Second, we repeatedly discuss personal boundaries and consent. We praise each other for setting good boundaries ("I don't really like hugs; would you like a handshake instead?" "Of course! Thanks for making that clear.") and for obtaining consent before crossing someone else's boundaries ("I would love a hug; thank you for asking!). When someone does violate boundaries (yes, it happens, we're not perfect) we go over why their behavior was unacceptable and how they can change it in the future. We discuss consent and boundaries with the children of our community, so that they understand how to respect them long before they become sexually active.
We intervene when we see someone violate a boundary, even if it isn't ours. "Hey, I know you're friends, but you really need to ask before you pick her up like that." When people respond by saying that it's okay and they do this all the time, we remind them that others see the example they're setting and follow it, and modeling consent is a practice we want to encourage. We don't take offense when someone points out our mistakes about consent, even when it's a stranger.
We communicate. Every action I've mentioned above is an act of communication. Discussing boundaries, asking for consent, calling out nonconsensual behavior, educating each other—these are all about communication. Talking with each other about sex and personal agency is the only way to change the culture.
Also, you will notice I've included hugging, kissing, and other forms of touching in this conversation about consent. Consent, remarkably, is not about sex. It is about personal agency and having control over what happens to your body. Consent for a hug is just as important as consent for sex. A culture of consent focuses on each individual having total say in what happens to their body at all times, not just when clothes come off.

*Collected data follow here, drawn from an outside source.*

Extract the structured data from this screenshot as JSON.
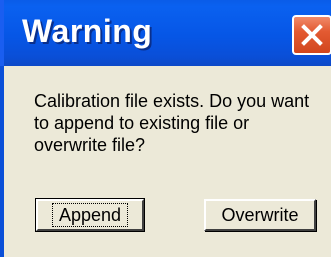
{
  "window": {
    "title": "Warning",
    "close_icon": "close-icon",
    "colors": {
      "titlebar": "#0a5ce8",
      "close_button": "#e35a32",
      "background": "#ece9d8"
    }
  },
  "dialog": {
    "message": "Calibration file exists.  Do you want to append to existing file or overwrite file?"
  },
  "buttons": {
    "append_label": "Append",
    "overwrite_label": "Overwrite"
  }
}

Consent culture is learned. I may seem like a guru now, well versed in requesting and giving consent, but only three years ago I failed to realize I had been raped. I didn't understand consent well enough to recognize that my lack of consent meant the sex people forced on me was rape. I had to learn what consent was, how to ask for it, and how to give it, how to deny it, and how to accept denial of consent, just like anyone else. I learned these things in my thirties. It's never too late.
If I can learn this much about consent in this little time, imagine what we can do together! Let's stop wringing our hands and wishing the world were better, and start actually making it so.
Talk to each other. Practice giving and receiving consent. Recognize your mistakes and apologize for them. Explain consent and agency to your children, and praise them when you see them practice it. Take no offense when consent is denied to you. Thank those who obtain your consent before touching you.
I've written a lot on this blog about consent. Please read it. Please practice it. Please ask if you don't understand.
This is how we move forward. This is how we change.